In the final years of the Internet boom — after writing dozens of manifestos (many in the pages of Wired, the cyber-bible that counted him a key apostle) and giving thousands of well-paid speeches — he came to realize that the Internet had become about as exciting and utopian as the telephone.
Mr. Barlow was devoting most of his energies to the Electronic Frontier Foundation, which promotes freedom of speech on the Internet and, more broadly, the sort of freedom from laws and borders and social pressures that became a rallying cry for his techno-libertarian set. For those ideals, as for so much else, Sept. 11 was a very bad day.
As Mr. Barlow watched the flames, he knew that the Internet would no longer be a libertarian’s dream. “Control freaks will dine on this day for the rest of our lives,” he wrote his friends and followers. “Within a few hours, we will see beginning the most vigorous efforts to end what remains of freedom in America.”
Today, he sits in front of his Macintosh, lights another Marlboro Light, and wonders if it was all worth it. His efforts to defend the copying of information have been shot down by the media corporations, which define much of the Internet’s culture as “theft” — and he blames that on the very libertarian qualities of the Internet for which he once prosletyzed.
“I used to think that the Internet was going to be a great organizing tool. And it isn’t. Because it gives everybody the right to dissent, but individually — it doesn’t give any incentive to collective dissent.”
Mr. Barlow’s life is quieter these days.

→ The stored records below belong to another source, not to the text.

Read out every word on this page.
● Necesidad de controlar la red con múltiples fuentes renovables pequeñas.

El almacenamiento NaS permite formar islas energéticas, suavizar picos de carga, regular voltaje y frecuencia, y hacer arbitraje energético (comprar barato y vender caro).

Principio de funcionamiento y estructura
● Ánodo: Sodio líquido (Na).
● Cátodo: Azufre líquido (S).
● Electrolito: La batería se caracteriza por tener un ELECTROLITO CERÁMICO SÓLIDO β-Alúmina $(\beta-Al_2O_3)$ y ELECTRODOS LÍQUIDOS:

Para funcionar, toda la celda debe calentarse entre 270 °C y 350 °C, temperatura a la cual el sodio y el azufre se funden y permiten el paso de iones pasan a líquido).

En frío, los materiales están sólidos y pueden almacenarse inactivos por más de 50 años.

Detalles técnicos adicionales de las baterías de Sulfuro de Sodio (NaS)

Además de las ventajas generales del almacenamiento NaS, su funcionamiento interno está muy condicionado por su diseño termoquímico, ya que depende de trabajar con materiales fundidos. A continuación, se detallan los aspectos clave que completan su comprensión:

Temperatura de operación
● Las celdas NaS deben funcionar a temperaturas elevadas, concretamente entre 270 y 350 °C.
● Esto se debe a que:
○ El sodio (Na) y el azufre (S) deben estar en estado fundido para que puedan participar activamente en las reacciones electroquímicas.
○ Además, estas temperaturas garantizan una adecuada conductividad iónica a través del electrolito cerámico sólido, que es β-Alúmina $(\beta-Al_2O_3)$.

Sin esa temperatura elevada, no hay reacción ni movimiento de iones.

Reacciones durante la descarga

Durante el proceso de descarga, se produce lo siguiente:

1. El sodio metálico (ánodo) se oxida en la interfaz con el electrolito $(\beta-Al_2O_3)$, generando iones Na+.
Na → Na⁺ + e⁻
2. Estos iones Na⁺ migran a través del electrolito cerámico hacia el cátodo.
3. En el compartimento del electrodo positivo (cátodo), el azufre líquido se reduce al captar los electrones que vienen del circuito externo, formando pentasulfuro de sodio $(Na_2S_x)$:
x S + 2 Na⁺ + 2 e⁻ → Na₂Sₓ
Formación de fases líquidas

The speakers’ fees, his main source of income after he sold his ranch, dried up almost completely after Sept. 11, largely due to the temporary collapse of the conference business, and they’ve not really recovered.
He still has social cachet — he answers a phone call from two “very young blondes” he says have “adopted” him and drag him from party to party — but there is a distinct sense that this is a fallow season for big thinkers.
For an exhilarating moment, the Internet seemed like its own world. The end of that moment, Barlow acknowledges today, was partly his own doing.
“The big mistake that I made and a lot of others in my line made was saying that what was happening in the short term was really happening in the long term, and fuelling the business hysteria. I should have been a lot more careful about my pronouncements.”